Posts Tagged ‘oil’

$4.8 Million Dollars a Mile

September 23, 2008

The United States government signed contracts to build the border wall in south Texas yesterday, Sept. 22.  DHS negotiated contracts with Clute, MCC, and Keiwit to construct 7.6 miles of barrier for $37 million.  After Congress approved a $400 million appropriations request for the enactment of the Secure Fence Act of 2006, DHS contracts on Monday to spend $4.8 million for land in Los Indios, El Calaboz, La Paloma, and Bluetown, all of which are towns formed by Spanish land grants dating back to the 18th century. (http://www.brownsvilleherald.com/news/construction_90253___article.html/million_contracts.html)
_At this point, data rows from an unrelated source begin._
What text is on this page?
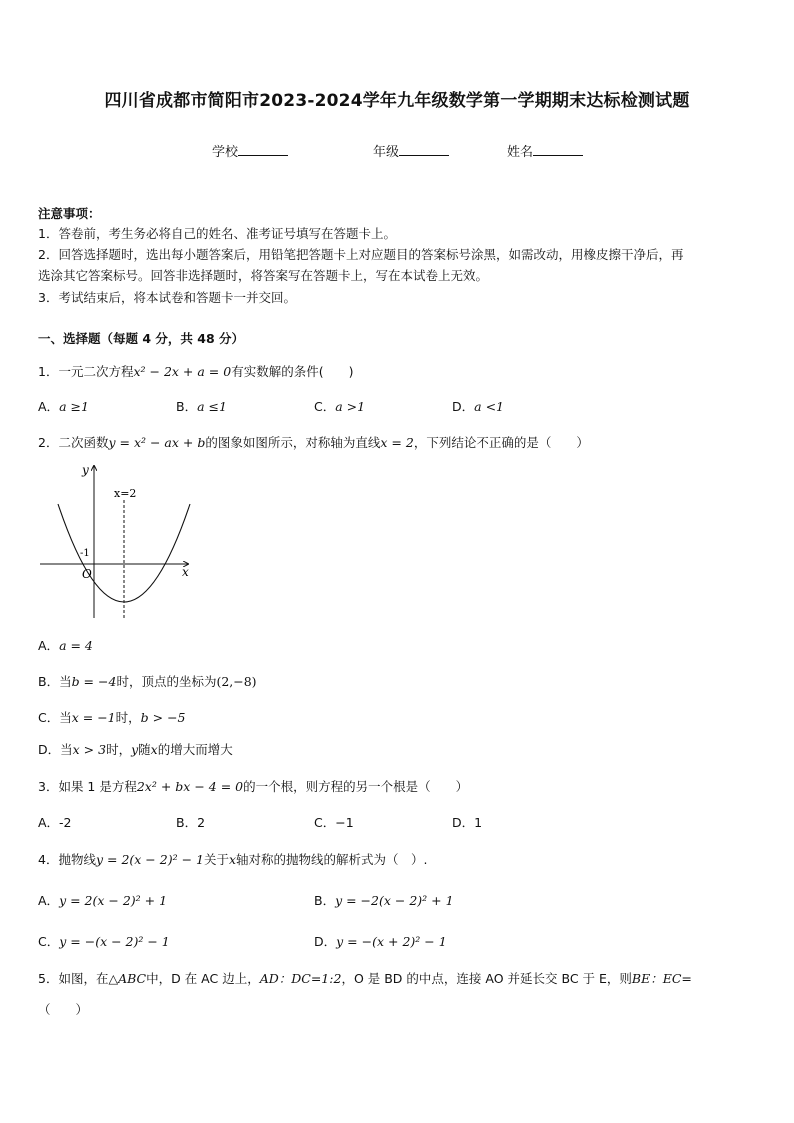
四川省成都市简阳市2023-2024学年九年级数学第一学期期末达标检测试题
学校	年级	姓名
注意事项：
1．答卷前，考生务必将自己的姓名、准考证号填写在答题卡上。
2．回答选择题时，选出每小题答案后，用铅笔把答题卡上对应题目的答案标号涂黑，如需改动，用橡皮擦干净后，再
选涂其它答案标号。回答非选择题时，将答案写在答题卡上，写在本试卷上无效。
3．考试结束后，将本试卷和答题卡一并交回。
一、选择题（每题 4 分，共 48 分）
1．一元二次方程x² − 2x + a = 0有实数解的条件(　　)
A．a ≥1	B．a ≤1	C．a >1	D．a <1
2．二次函数y = x² − ax + b的图象如图所示，对称轴为直线x = 2，下列结论不正确的是（　　）
y
x
x=2
-1
O
A．a = 4
B．当b = −4时，顶点的坐标为(2,−8)
C．当x = −1时，b > −5
D．当x > 3时，y随x的增大而增大
3．如果 1 是方程2x² + bx − 4 = 0的一个根，则方程的另一个根是（　　）
A．-2	B．2	C．−1	D．1
4．抛物线y = 2(x − 2)² − 1关于x轴对称的抛物线的解析式为（　）.
A．y = 2(x − 2)² + 1	B．y = −2(x − 2)² + 1
C．y = −(x − 2)² − 1	D．y = −(x + 2)² − 1
5．如图，在△ABC中，D 在 AC 边上，AD：DC=1:2，O 是 BD 的中点，连接 AO 并延长交 BC 于 E，则BE：EC=
（　　）
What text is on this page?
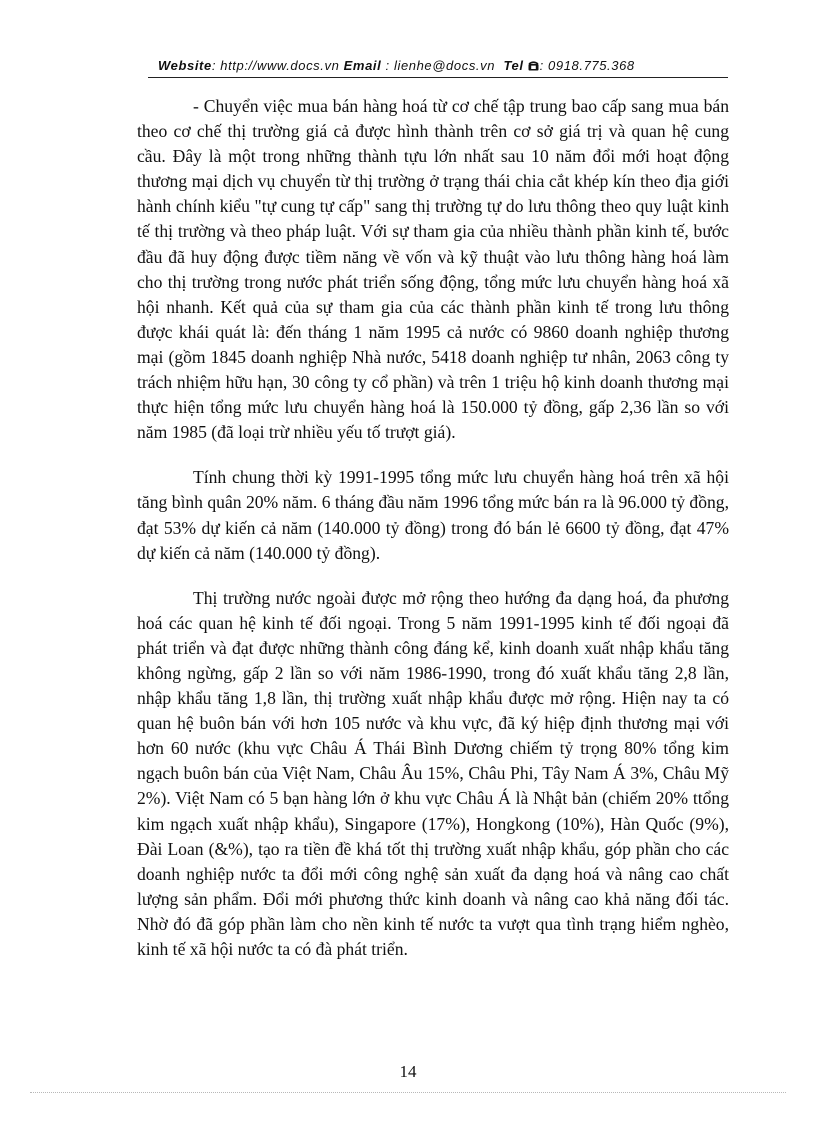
Website: http://www.docs.vn Email : lienhe@docs.vn Tel : 0918.775.368

- Chuyển việc mua bán hàng hoá từ cơ chế tập trung bao cấp sang mua bán theo cơ chế thị trường giá cả được hình thành trên cơ sở giá trị và quan hệ cung cầu. Đây là một trong những thành tựu lớn nhất sau 10 năm đổi mới hoạt động thương mại dịch vụ chuyển từ thị trường ở trạng thái chia cắt khép kín theo địa giới hành chính kiểu "tự cung tự cấp" sang thị trường tự do lưu thông theo quy luật kinh tế thị trường và theo pháp luật. Với sự tham gia của nhiều thành phần kinh tế, bước đầu đã huy động được tiềm năng về vốn và kỹ thuật vào lưu thông hàng hoá làm cho thị trường trong nước phát triển sống động, tổng mức lưu chuyển hàng hoá xã hội nhanh. Kết quả của sự tham gia của các thành phần kinh tế trong lưu thông được khái quát là: đến tháng 1 năm 1995 cả nước có 9860 doanh nghiệp thương mại (gồm 1845 doanh nghiệp Nhà nước, 5418 doanh nghiệp tư nhân, 2063 công ty trách nhiệm hữu hạn, 30 công ty cổ phần) và trên 1 triệu hộ kinh doanh thương mại thực hiện tổng mức lưu chuyển hàng hoá là 150.000 tỷ đồng, gấp 2,36 lần so với năm 1985 (đã loại trừ nhiều yếu tố trượt giá).

Tính chung thời kỳ 1991-1995 tổng mức lưu chuyển hàng hoá trên xã hội tăng bình quân 20% năm. 6 tháng đầu năm 1996 tổng mức bán ra là 96.000 tỷ đồng, đạt 53% dự kiến cả năm (140.000 tỷ đồng) trong đó bán lẻ 6600 tỷ đồng, đạt 47% dự kiến cả năm (140.000 tỷ đồng).

Thị trường nước ngoài được mở rộng theo hướng đa dạng hoá, đa phương hoá các quan hệ kinh tế đối ngoại. Trong 5 năm 1991-1995 kinh tế đối ngoại đã phát triển và đạt được những thành công đáng kể, kinh doanh xuất nhập khẩu tăng không ngừng, gấp 2 lần so với năm 1986-1990, trong đó xuất khẩu tăng 2,8 lần, nhập khẩu tăng 1,8 lần, thị trường xuất nhập khẩu được mở rộng. Hiện nay ta có quan hệ buôn bán với hơn 105 nước và khu vực, đã ký hiệp định thương mại với hơn 60 nước (khu vực Châu Á Thái Bình Dương chiếm tỷ trọng 80% tổng kim ngạch buôn bán của Việt Nam, Châu Âu 15%, Châu Phi, Tây Nam Á 3%, Châu Mỹ 2%). Việt Nam có 5 bạn hàng lớn ở khu vực Châu Á là Nhật bản (chiếm 20% ttổng kim ngạch xuất nhập khẩu), Singapore (17%), Hongkong (10%), Hàn Quốc (9%), Đài Loan (&%), tạo ra tiền đề khá tốt thị trường xuất nhập khẩu, góp phần cho các doanh nghiệp nước ta đổi mới công nghệ sản xuất đa dạng hoá và nâng cao chất lượng sản phẩm. Đổi mới phương thức kinh doanh và nâng cao khả năng đối tác. Nhờ đó đã góp phần làm cho nền kinh tế nước ta vượt qua tình trạng hiểm nghèo, kinh tế xã hội nước ta có đà phát triển.

14
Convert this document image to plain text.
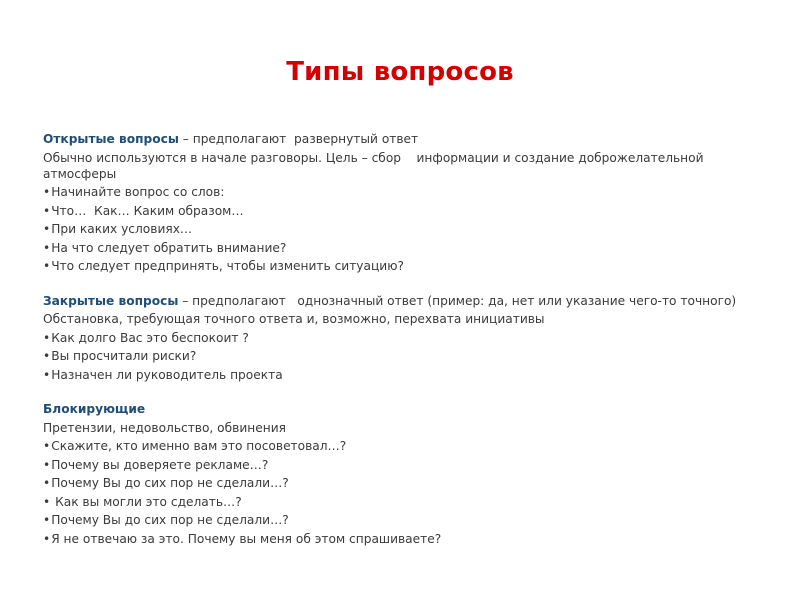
Типы вопросов
Открытые вопросы – предполагают  развернутый ответ
Обычно используются в начале разговоры. Цель – сбор    информации и создание доброжелательной атмосферы
• Начинайте вопрос со слов:
• Что…  Как… Каким образом…
• При каких условиях…
• На что следует обратить внимание?
• Что следует предпринять, чтобы изменить ситуацию?
Закрытые вопросы – предполагают   однозначный ответ (пример: да, нет или указание чего-то точного)
Обстановка, требующая точного ответа и, возможно, перехвата инициативы
• Как долго Вас это беспокоит ?
• Вы просчитали риски?
• Назначен ли руководитель проекта
Блокирующие
Претензии, недовольство, обвинения
• Скажите, кто именно вам это посоветовал…?
• Почему вы доверяете рекламе…?
• Почему Вы до сих пор не сделали…?
•  Как вы могли это сделать…?
• Почему Вы до сих пор не сделали…?
• Я не отвечаю за это. Почему вы меня об этом спрашиваете?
My heart goes out to the families of these border towns who are more afraid of decrepit levees than illegal immigrants.  As the Rio Grande Valley is moved one step closer to having a border wall slice through its communities, one wonders how the United States can justify begininning to spend $400 million on a border wall which is clearly unpopular when our banks are declaring bankruptcy, millions are foreclosing, the War drags on, and the dollar falls in relation to oil prices.  I pray these actions and these contracts are forestalled long enough for a new administration to realize the lack of logic in building a border wall while neglecting immigration reform and for the country to finally hear the cries of these border towns in the way.

Border Stories

March 28, 2008

Clara, Sophia, Ben, and John from the new group Border Stories are doing important work for la frontera. They are humanizing this entire border region one video clip, one interview, one face at a time. Their work could not have come at a better time.

The border region has always been misunderstood. There are some who write it off as a dangerous area, others as a poor region not worth visiting on vacation. Some have deemed it “no-man’s land,” since it is south of the real border checkpoints some 40 miles north. Some look at the border region and see only the line which separates two countries, or a river which snakes back and forth until finally emptying into the sea. Some hear the Spanish and Spanglish and are threatened by this budding culture shift in parts of America.

Few look at the border region, either in Las Cruces, NM, and Del Rio, TX, or Brownsville, and see the people whose lives are planted here. The border is shrimp fisherman, factory workers, offshore oil-rig engineers, carpenters, educators. The border is families, bi-lingual tongues, bi-national histories, and bi-cultural futures. The border is a family who cannot leave the la frontera because old Abuela cannot legally cross and they would never dream of leaving grandma. The border is new immigrants, old land-grant families. The border holds the future of the United States.